Rob Luft - guitar; Joe Wright - tenor saxophone; Joe Webb - hammond organ, piano; Tom McCredie -  bass; Corrie Dick - drums
Featuring: Byron Wallen - tpt (tracks 2 & 10); Luna Cohen - voc (tracks 2 & 10)


Rob’s last run of public appearances were with the very in-the-tradition organ and tough tenor combo with Dave O Higgins: this new release shines the spotlight back on his own eclectic versatility.  While he’s chosen a crew of top-drawer young jazz musicians to work with on this programme of Luft originals, there’s a wide range of international influences at work, and the common thread is a preoccupation with melody and an eagerness to engage with the many folk and pop applications of his chosen instrument. In this respect there are parallels with Julian Lage, with whom Luft also shares a delicate precision of articulation and a wonderfully accurate rhythmic sense.
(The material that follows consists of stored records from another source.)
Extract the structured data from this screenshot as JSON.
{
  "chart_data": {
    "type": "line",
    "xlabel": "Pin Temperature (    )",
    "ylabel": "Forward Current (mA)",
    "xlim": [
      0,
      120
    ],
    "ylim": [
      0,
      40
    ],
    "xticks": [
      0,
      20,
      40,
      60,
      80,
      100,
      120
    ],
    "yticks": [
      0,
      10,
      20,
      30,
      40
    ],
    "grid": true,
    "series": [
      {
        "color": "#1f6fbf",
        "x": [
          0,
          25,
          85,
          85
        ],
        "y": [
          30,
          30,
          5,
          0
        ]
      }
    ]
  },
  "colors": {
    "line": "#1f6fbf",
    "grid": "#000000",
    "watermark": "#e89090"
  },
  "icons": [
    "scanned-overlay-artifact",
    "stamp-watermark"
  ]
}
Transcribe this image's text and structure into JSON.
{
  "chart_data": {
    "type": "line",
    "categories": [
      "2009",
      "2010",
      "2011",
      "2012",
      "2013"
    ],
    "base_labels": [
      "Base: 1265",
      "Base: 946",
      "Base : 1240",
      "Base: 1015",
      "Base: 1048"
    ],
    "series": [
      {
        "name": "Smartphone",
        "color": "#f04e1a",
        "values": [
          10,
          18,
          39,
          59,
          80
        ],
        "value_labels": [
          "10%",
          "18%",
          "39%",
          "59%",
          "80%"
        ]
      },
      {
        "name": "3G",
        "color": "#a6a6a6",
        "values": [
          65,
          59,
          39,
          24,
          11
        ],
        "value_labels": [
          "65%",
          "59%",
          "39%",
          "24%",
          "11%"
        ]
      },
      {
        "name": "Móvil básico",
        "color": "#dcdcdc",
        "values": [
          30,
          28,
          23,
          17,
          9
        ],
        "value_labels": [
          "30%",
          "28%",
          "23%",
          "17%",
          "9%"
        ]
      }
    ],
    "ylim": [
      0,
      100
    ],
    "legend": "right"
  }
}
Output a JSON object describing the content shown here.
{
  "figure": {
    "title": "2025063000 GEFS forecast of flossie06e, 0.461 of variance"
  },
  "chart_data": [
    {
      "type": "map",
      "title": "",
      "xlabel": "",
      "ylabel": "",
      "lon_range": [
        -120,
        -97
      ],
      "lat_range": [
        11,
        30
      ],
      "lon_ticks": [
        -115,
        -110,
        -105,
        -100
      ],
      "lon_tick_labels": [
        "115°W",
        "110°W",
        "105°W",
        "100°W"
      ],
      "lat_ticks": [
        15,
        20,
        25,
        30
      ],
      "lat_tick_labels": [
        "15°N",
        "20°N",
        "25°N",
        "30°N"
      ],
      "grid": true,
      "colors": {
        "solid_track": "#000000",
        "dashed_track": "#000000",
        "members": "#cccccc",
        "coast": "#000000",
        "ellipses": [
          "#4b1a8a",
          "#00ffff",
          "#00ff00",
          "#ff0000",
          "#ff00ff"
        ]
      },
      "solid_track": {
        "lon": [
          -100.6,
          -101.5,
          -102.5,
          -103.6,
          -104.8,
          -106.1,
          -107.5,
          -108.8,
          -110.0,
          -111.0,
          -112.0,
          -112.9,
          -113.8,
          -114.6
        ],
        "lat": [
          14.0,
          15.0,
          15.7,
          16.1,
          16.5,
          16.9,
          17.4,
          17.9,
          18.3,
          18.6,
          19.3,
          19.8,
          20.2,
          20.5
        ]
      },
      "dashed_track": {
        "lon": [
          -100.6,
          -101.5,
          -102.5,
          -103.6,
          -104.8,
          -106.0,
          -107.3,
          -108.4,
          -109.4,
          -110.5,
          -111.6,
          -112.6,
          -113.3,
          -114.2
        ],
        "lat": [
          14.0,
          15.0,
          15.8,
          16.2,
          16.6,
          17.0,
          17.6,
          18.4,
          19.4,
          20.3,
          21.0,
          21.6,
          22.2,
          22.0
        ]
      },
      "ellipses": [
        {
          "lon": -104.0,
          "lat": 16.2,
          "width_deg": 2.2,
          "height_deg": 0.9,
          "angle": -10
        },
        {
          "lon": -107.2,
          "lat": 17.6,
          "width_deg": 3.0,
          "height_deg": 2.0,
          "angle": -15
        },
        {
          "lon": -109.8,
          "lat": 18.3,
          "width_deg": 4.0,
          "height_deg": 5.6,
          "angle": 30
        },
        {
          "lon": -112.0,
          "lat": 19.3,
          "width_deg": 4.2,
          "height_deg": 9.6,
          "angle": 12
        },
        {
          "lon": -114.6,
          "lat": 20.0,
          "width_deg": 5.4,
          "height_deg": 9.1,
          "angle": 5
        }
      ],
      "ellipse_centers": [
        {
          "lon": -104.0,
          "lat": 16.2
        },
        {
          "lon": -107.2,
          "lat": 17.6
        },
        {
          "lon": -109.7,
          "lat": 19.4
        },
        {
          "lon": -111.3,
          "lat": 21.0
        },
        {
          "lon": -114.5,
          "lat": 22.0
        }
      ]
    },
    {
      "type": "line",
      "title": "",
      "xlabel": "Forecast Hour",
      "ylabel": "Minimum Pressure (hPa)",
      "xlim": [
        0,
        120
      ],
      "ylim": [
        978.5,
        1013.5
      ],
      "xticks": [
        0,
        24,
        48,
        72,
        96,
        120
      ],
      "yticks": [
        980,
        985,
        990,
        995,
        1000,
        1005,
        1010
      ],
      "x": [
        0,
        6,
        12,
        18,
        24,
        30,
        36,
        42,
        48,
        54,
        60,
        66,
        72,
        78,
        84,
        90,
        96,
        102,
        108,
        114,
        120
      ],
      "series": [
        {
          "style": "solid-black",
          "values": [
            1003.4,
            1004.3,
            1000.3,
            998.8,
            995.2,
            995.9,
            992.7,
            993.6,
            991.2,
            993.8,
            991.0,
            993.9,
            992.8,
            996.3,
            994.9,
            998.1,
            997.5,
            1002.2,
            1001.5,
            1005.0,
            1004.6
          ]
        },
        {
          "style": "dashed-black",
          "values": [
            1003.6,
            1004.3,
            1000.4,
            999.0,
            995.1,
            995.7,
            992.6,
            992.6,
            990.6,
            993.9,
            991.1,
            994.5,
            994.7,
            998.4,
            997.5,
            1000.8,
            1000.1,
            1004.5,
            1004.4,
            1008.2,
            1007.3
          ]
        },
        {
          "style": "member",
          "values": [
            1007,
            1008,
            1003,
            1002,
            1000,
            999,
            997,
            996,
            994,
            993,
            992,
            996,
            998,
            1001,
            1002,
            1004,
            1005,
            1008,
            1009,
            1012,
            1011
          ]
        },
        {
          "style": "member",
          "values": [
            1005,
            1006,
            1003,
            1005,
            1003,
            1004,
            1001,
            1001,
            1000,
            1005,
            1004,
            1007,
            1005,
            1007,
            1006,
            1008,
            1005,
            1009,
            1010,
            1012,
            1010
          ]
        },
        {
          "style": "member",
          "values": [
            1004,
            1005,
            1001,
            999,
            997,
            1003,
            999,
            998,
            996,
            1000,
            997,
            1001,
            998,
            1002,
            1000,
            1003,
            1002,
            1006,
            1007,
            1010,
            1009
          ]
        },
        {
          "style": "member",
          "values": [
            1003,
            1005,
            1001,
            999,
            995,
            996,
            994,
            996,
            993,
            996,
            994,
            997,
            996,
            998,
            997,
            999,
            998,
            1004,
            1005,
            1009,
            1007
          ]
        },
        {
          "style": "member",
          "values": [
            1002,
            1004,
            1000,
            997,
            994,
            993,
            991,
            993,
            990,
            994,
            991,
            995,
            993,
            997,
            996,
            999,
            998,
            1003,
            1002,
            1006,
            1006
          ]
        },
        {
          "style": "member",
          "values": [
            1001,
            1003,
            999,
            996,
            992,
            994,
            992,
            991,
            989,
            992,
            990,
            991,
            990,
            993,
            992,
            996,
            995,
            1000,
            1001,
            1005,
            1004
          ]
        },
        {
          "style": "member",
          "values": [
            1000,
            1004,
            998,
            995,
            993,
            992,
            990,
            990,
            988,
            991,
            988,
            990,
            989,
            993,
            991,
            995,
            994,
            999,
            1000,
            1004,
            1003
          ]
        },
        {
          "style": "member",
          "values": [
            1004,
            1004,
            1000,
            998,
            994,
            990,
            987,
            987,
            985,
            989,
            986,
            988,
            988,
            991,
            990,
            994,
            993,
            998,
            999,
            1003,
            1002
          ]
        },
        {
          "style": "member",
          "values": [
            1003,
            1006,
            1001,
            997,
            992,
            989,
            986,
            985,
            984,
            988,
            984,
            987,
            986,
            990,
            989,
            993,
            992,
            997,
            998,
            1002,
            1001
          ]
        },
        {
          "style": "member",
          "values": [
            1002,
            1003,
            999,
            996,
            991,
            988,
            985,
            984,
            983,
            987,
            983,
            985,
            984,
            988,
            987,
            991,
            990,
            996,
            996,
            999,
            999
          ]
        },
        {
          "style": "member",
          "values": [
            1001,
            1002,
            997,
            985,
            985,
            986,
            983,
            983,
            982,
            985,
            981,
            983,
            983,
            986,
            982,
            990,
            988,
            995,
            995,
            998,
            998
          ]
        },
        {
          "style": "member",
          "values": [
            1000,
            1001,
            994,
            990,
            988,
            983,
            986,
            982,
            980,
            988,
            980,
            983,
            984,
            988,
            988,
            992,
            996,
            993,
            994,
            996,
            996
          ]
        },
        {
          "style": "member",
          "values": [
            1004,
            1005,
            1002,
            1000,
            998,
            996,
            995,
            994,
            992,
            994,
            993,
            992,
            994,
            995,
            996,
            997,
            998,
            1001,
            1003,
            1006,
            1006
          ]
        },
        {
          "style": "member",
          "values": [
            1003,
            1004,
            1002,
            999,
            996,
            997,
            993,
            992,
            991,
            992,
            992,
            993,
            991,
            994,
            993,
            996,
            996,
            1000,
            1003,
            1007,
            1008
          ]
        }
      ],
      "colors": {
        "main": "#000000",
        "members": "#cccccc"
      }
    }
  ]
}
There are definite echoes of the hypnotic grooves of the West African guitar tradition in ‘Life Is A Dancer’ (enhanced by Byron Wallen’s lush-toned trumpet), while ‘Tanpura’ has a brief glimpse of the vocal glissando technique of South Asia, but Luft is too canny to succumb to the temptations of shallow musical tourism, but rather incorporates the techniques into his own idiosyncratic fusion. ‘Synesthesia’ is the closest we get to the language of twitchy contemporary jazz, and even here it is tempered by Luft’s accessible melodicism, echoed in Joe Webb’s wonderfully fluent solo. ‘Sad Stars’ has a bucolic mid-western feel that Metheny might appreciate, with Joe Wright’s tenor sax mournfully delicate: Byron Wallen returns on the elegaic closer ‘Expect The Unexpected’ along with Luna Cohen’s evocative vocals, and makes a beautiful closer: while the infectiously grooving ‘Berlin’ makes an irresistible opening invitation, showing how carefully this project has been put together for maximum listening pleasure. Luft only continues to grow in stature as a composer and performer and this latest offering will delight his fans and should widen his audience outside the jazz clubs and beyond.